LilOlMeFromSD's photo
Sun 09/26/10 06:48 PM
You are welcome, Ms. Wolf. I hope you come to terms with the pain soon. :)

no photo
Mon 09/27/10 09:19 AM
There is no such thing as "normal."

TxsGal3333's photo
Mon 09/27/10 09:27 AM
The problem with most is they worry too much what others say. Be yourself do what you want to not what others want you to or expect you to do......

This is your life no one can live it for you but yourself........enjoy it while your here.....bigsmile

chelsea466's photo
Mon 09/27/10 09:39 AM
My best friend in high school didn't care what others thought about how she dressed or what she did and she was the happiest person I knew.
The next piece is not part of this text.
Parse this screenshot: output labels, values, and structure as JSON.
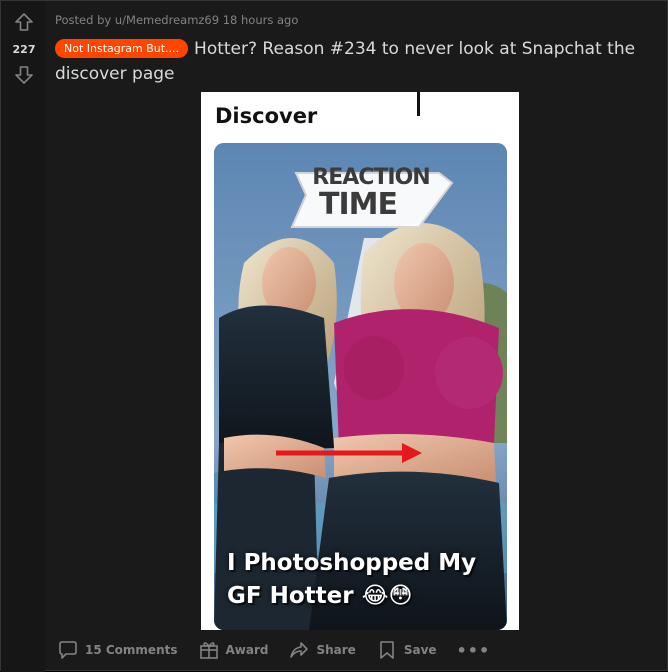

She didn't wear the hottest styles of clothing but clothes that came from goodwill stores. She helped me to not care about everyone else's opinions. The only person that should matter is if your truely happy with who you are.

As long as you are happy with yourself everyone else including your family will see it and be happy around you too. Don't seek approval from anyone other than yourself.

Hope this helps. flowerforyou

no photo
Mon 09/27/10 10:38 AM
At my age (32+}noway I have learned the ONLY person thats gonna make me happy is me!! and if I am happy so is everyone around me!!flowerforyou

no photo
Mon 09/27/10 10:42 AM
The individual has always had to struggle to keep from being overwhelmed by the tribe. If you try it, you will be lonely often, and sometimes frightened. But no price is too high to pay for the privilege of owning yourself.

Friedrich Nietzsche

WolfEyez's photo
Mon 09/27/10 03:29 PM

There is no such thing as "normal."


My point exactly. I've just heard it one too many times growing up .. that I should be normal. Truth be told, when I was a teen, I didn't care what people thought of me. I dressed so unlike everyone else, and I didn't care. So I'm wondering why I changed that outlook and suddenly cared what they had to think. Maybe I'm just not as anger and rebellious as I was then

WolfEyez's photo
Mon 09/27/10 03:32 PM

You are welcome, Ms. Wolf. I hope you come to terms with the pain soon. :)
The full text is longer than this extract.